E foi justamente nesse ambiente que surgiu um pequeno assunto que acabou movimentando bastante as mensagens que recebo no podcast.
O famoso “crush da igreja”.
Sim, ele existe.
O Natan.
Um cara muito fofo, muito querido, que apareceu novamente depois de algum tempo. E bastou isso para que muitos ouvintes começassem a mandar mensagens perguntando, torcendo, sugerindo e até tentando me convencer a “chegar nele”.
Confesso que acho tudo isso muito divertido e carinhoso.
Mas também respondo com sinceridade: não tenho pressa.
O tempo da vida
Durante muito tempo da minha vida eu fui diferente.
Já fui mais impulsivo, mais direto, mais ousado quando o assunto era interesse amoroso. Já cheguei em pessoas sem muito rodeio, já vivi histórias intensas, já tive relacionamentos com homens e com mulheres.
Tudo isso faz parte da vida.
Mas com o tempo — e talvez também com a maturidade, com a teologia e com o autoconhecimento — a gente aprende algo muito simples:
Nem tudo precisa ser forçado.
Hoje eu prefiro deixar a vida acontecer.
Gosto de quem acho bonito.
Reconheço quando alguém desperta interesse.
Mas não sinto necessidade de correr atrás de nada.
Se tiver que acontecer, acontece.
Se não tiver, tudo bem também.
Porque no fundo eu acredito profundamente em algo muito maior:
todos nós somos criaturas de um mesmo Criador.
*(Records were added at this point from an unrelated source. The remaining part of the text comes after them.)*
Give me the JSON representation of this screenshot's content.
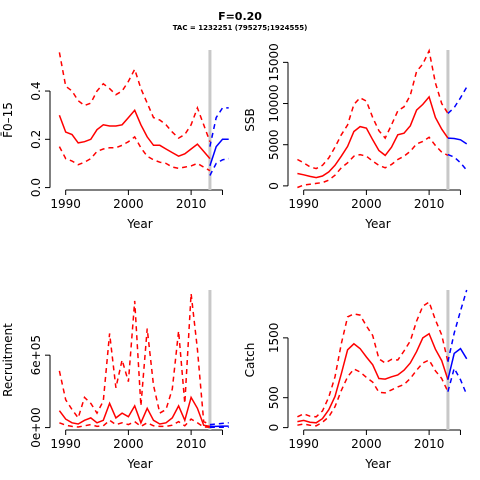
{
  "header": {
    "title": "F=0.20",
    "subtitle": "TAC = 1232251 (795275;1924555)"
  },
  "colors": {
    "history": "#ff0000",
    "forecast": "#0000ff",
    "cutoff_line": "#c8c8c8"
  },
  "chart_data": [
    {
      "type": "line",
      "ylabel": "F̄0–15",
      "xlabel": "Year",
      "xlim": [
        1987.5,
        2016.2
      ],
      "ylim": [
        -0.01,
        0.57
      ],
      "x_ticks": [
        1990,
        2000,
        2010
      ],
      "y_ticks": [
        0.0,
        0.2,
        0.4
      ],
      "y_tick_labels": [
        "0.0",
        "0.2",
        "0.4"
      ],
      "cutoff_year": 2013,
      "history_years": [
        1989,
        1990,
        1991,
        1992,
        1993,
        1994,
        1995,
        1996,
        1997,
        1998,
        1999,
        2000,
        2001,
        2002,
        2003,
        2004,
        2005,
        2006,
        2007,
        2008,
        2009,
        2010,
        2011,
        2012,
        2013
      ],
      "history": {
        "median": [
          0.3,
          0.23,
          0.22,
          0.185,
          0.19,
          0.2,
          0.24,
          0.26,
          0.255,
          0.255,
          0.26,
          0.29,
          0.32,
          0.26,
          0.21,
          0.175,
          0.175,
          0.16,
          0.145,
          0.13,
          0.14,
          0.16,
          0.18,
          0.15,
          0.12
        ],
        "lower": [
          0.17,
          0.12,
          0.11,
          0.095,
          0.105,
          0.12,
          0.15,
          0.16,
          0.165,
          0.165,
          0.175,
          0.19,
          0.21,
          0.165,
          0.13,
          0.115,
          0.105,
          0.1,
          0.085,
          0.08,
          0.085,
          0.09,
          0.1,
          0.085,
          0.07
        ],
        "upper": [
          0.56,
          0.42,
          0.4,
          0.36,
          0.34,
          0.35,
          0.4,
          0.43,
          0.41,
          0.385,
          0.4,
          0.44,
          0.49,
          0.41,
          0.35,
          0.29,
          0.28,
          0.26,
          0.23,
          0.205,
          0.22,
          0.26,
          0.33,
          0.26,
          0.19
        ]
      },
      "forecast_years": [
        2013,
        2014,
        2015,
        2016
      ],
      "forecast": {
        "median": [
          0.09,
          0.17,
          0.2,
          0.2
        ],
        "lower": [
          0.05,
          0.1,
          0.115,
          0.12
        ],
        "upper": [
          0.17,
          0.29,
          0.33,
          0.33
        ]
      }
    },
    {
      "type": "line",
      "ylabel": "SSB",
      "xlabel": "Year",
      "xlim": [
        1987.5,
        2016.2
      ],
      "ylim": [
        -500,
        16500
      ],
      "x_ticks": [
        1990,
        2000,
        2010
      ],
      "y_ticks": [
        0,
        5000,
        10000,
        15000
      ],
      "y_tick_labels": [
        "0",
        "5000",
        "10000",
        "15000"
      ],
      "cutoff_year": 2013,
      "history_years": [
        1989,
        1990,
        1991,
        1992,
        1993,
        1994,
        1995,
        1996,
        1997,
        1998,
        1999,
        2000,
        2001,
        2002,
        2003,
        2004,
        2005,
        2006,
        2007,
        2008,
        2009,
        2010,
        2011,
        2012,
        2013
      ],
      "history": {
        "median": [
          1500,
          1350,
          1150,
          1000,
          1200,
          1700,
          2500,
          3600,
          4800,
          6600,
          7200,
          7000,
          5600,
          4300,
          3700,
          4700,
          6200,
          6400,
          7300,
          9200,
          9900,
          10800,
          8300,
          6900,
          5800
        ],
        "lower": [
          -200,
          100,
          200,
          300,
          400,
          700,
          1300,
          2200,
          2800,
          3600,
          3800,
          3600,
          3000,
          2500,
          2200,
          2600,
          3200,
          3600,
          4200,
          5100,
          5400,
          5900,
          4900,
          4100,
          3700
        ],
        "upper": [
          3200,
          2800,
          2300,
          2100,
          2500,
          3400,
          4700,
          6200,
          7400,
          9900,
          10700,
          10300,
          8300,
          6700,
          5800,
          7400,
          9100,
          9600,
          11000,
          13900,
          14800,
          16400,
          12500,
          10000,
          8800
        ]
      },
      "forecast_years": [
        2013,
        2014,
        2015,
        2016
      ],
      "forecast": {
        "median": [
          5800,
          5750,
          5600,
          5100
        ],
        "lower": [
          3800,
          3500,
          2800,
          1900
        ],
        "upper": [
          8800,
          9500,
          10700,
          12000
        ]
      }
    },
    {
      "type": "line",
      "ylabel": "Recruitment",
      "xlabel": "Year",
      "xlim": [
        1987.5,
        2016.2
      ],
      "ylim": [
        -20000,
        1140000
      ],
      "x_ticks": [
        1990,
        2000,
        2010
      ],
      "y_ticks": [
        0,
        600000
      ],
      "y_tick_labels": [
        "0e+00",
        "6e+05"
      ],
      "cutoff_year": 2013,
      "history_years": [
        1989,
        1990,
        1991,
        1992,
        1993,
        1994,
        1995,
        1996,
        1997,
        1998,
        1999,
        2000,
        2001,
        2002,
        2003,
        2004,
        2005,
        2006,
        2007,
        2008,
        2009,
        2010,
        2011,
        2012,
        2013
      ],
      "history": {
        "median": [
          140000,
          70000,
          40000,
          30000,
          60000,
          80000,
          40000,
          60000,
          200000,
          80000,
          120000,
          90000,
          180000,
          40000,
          160000,
          60000,
          30000,
          40000,
          80000,
          180000,
          60000,
          250000,
          160000,
          20000,
          10000
        ],
        "lower": [
          40000,
          20000,
          10000,
          5000,
          15000,
          25000,
          10000,
          15000,
          60000,
          25000,
          40000,
          25000,
          50000,
          10000,
          40000,
          15000,
          10000,
          10000,
          20000,
          50000,
          15000,
          70000,
          40000,
          5000,
          3000
        ],
        "upper": [
          470000,
          230000,
          150000,
          80000,
          250000,
          200000,
          120000,
          220000,
          780000,
          330000,
          560000,
          380000,
          1050000,
          180000,
          820000,
          350000,
          120000,
          150000,
          320000,
          800000,
          200000,
          1110000,
          650000,
          50000,
          25000
        ]
      },
      "forecast_years": [
        2013,
        2014,
        2015,
        2016
      ],
      "forecast": {
        "median": [
          10000,
          10000,
          12000,
          12000
        ],
        "lower": [
          3000,
          2000,
          2000,
          2000
        ],
        "upper": [
          25000,
          30000,
          35000,
          40000
        ]
      }
    },
    {
      "type": "line",
      "ylabel": "Catch",
      "xlabel": "Year",
      "xlim": [
        1987.5,
        2016.2
      ],
      "ylim": [
        -40,
        2300
      ],
      "x_ticks": [
        1990,
        2000,
        2010
      ],
      "y_ticks": [
        0,
        500,
        1500
      ],
      "y_tick_labels": [
        "0",
        "500",
        "1500"
      ],
      "cutoff_year": 2013,
      "history_years": [
        1989,
        1990,
        1991,
        1992,
        1993,
        1994,
        1995,
        1996,
        1997,
        1998,
        1999,
        2000,
        2001,
        2002,
        2003,
        2004,
        2005,
        2006,
        2007,
        2008,
        2009,
        2010,
        2011,
        2012,
        2013
      ],
      "history": {
        "median": [
          100,
          120,
          90,
          80,
          150,
          300,
          520,
          900,
          1300,
          1400,
          1320,
          1180,
          1050,
          820,
          810,
          850,
          880,
          960,
          1080,
          1270,
          1500,
          1570,
          1310,
          1120,
          800
        ],
        "lower": [
          40,
          60,
          40,
          30,
          90,
          180,
          350,
          620,
          850,
          980,
          930,
          840,
          760,
          590,
          580,
          630,
          680,
          720,
          820,
          960,
          1080,
          1130,
          950,
          820,
          600
        ],
        "upper": [
          180,
          230,
          190,
          180,
          280,
          510,
          850,
          1400,
          1850,
          1900,
          1880,
          1700,
          1540,
          1150,
          1080,
          1140,
          1130,
          1280,
          1450,
          1780,
          2030,
          2100,
          1800,
          1550,
          1100
        ]
      },
      "forecast_years": [
        2013,
        2014,
        2015,
        2016
      ],
      "forecast": {
        "median": [
          800,
          1240,
          1320,
          1150
        ],
        "lower": [
          600,
          990,
          800,
          550
        ],
        "upper": [
          1100,
          1580,
          1950,
          2300
        ]
      }
    }
  ]
}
E se Deus é amor — como diz a Escritura — então quem ama permanece em Deus.
Essa é uma convicção que eu não negocio.
Um podcast que virou encontro
Uma coisa curiosa nessa história toda é que o podcast nunca foi planejado para ser algo grande.
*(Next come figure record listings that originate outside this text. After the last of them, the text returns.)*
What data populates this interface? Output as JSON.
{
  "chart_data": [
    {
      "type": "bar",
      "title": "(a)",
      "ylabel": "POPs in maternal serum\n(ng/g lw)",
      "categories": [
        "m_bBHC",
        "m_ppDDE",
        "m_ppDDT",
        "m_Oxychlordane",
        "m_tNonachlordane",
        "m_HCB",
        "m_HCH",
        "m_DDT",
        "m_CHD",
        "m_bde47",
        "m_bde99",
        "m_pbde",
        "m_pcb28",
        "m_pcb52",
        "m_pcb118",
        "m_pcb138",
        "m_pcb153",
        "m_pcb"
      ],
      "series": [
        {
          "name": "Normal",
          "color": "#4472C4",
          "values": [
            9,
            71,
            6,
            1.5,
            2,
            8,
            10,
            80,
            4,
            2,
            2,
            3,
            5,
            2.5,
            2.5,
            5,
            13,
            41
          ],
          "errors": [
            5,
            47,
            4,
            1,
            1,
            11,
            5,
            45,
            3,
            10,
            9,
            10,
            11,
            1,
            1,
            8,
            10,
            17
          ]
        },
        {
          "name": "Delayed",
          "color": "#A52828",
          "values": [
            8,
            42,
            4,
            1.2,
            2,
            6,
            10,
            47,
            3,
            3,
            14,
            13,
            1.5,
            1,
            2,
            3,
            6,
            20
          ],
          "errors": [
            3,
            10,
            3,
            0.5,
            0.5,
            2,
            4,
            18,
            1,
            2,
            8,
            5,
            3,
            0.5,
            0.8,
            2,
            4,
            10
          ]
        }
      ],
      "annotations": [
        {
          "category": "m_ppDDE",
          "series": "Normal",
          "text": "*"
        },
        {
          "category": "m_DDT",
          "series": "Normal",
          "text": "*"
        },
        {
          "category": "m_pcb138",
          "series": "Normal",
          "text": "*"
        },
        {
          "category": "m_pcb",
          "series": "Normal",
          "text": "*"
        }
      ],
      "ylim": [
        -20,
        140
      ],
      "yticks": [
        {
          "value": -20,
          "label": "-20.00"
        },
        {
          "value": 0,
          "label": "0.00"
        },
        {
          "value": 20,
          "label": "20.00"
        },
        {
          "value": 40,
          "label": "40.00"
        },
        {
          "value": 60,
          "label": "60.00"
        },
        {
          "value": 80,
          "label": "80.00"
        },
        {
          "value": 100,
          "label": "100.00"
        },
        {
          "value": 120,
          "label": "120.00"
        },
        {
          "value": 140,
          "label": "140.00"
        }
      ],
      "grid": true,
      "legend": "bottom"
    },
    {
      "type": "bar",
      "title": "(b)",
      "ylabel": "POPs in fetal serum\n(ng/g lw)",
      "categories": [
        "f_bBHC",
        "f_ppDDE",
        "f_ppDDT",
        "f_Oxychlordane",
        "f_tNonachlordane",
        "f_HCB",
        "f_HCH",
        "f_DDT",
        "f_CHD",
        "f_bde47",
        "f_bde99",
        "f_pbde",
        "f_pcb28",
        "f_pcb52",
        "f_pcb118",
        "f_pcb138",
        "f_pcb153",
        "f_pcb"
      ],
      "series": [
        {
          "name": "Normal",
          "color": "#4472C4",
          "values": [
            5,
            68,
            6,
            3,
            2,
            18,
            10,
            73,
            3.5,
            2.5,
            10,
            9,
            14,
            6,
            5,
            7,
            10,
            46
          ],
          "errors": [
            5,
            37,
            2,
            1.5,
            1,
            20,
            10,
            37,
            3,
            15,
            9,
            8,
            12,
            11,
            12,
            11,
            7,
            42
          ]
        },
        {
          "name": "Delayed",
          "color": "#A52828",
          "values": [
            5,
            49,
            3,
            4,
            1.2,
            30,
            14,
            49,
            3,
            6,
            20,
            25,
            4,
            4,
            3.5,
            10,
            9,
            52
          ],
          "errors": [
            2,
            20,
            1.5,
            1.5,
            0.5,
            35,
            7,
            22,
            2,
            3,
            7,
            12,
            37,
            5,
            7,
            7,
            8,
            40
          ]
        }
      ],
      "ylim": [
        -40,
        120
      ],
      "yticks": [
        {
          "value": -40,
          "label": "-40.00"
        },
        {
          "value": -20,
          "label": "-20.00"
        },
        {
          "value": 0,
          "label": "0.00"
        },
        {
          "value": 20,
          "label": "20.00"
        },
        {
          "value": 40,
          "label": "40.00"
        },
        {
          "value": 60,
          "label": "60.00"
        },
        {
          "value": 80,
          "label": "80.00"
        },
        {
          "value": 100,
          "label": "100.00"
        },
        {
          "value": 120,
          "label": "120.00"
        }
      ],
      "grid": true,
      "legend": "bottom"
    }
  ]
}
Ele começou quase como um diário pessoal em áudio.
Um espaço para falar da vida, da fé, das experiências e dos pensamentos do dia a dia.
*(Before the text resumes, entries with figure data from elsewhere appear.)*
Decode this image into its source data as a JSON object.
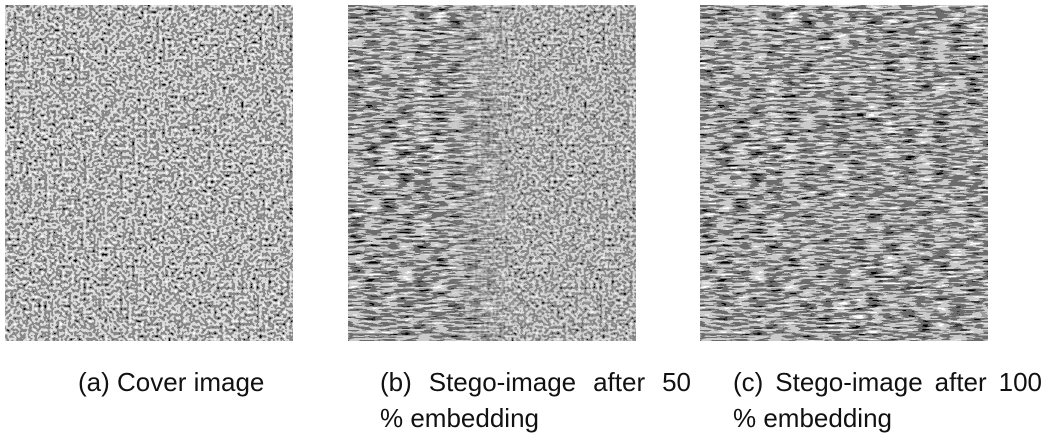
{
  "figures": [
    {
      "caption": "(a) Cover image"
    },
    {
      "caption": "(b) Stego-image after 50 % embedding"
    },
    {
      "caption": "(c) Stego-image after 100 % embedding"
    }
  ]
}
Mas, inesperadamente, ele acabou chegando a muitas pessoas e hoje está em várias plataformas. E junto com isso vieram as mensagens, as histórias compartilhadas e um carinho enorme que eu nunca imaginei receber.
Por isso sempre faço questão de dizer:
Esse espaço existe também por causa de vocês.
Aliás, para quem quiser acompanhar mais de perto, existe também o canal do podcast, onde compartilho atualizações e conteúdos. Tudo com total privacidade para quem participa.
Entre a vida e a esperança
No fim das contas, a vida segue.
Entre trabalho, fé, música, responsabilidades, sonhos e encontros inesperados.
Talvez o Natan apareça na missa.
Talvez não.
Talvez a vida traga histórias novas.
Talvez apenas mais aprendizados.
E está tudo bem.
Porque o primeiro grande amor da minha vida continua sendo Deus.
E quando a gente entende isso, aprende também uma coisa essencial:
Não é preciso ter pressa.
No tempo certo, tudo acontece.
E se não acontecer, ainda assim a vida continua sendo bonita.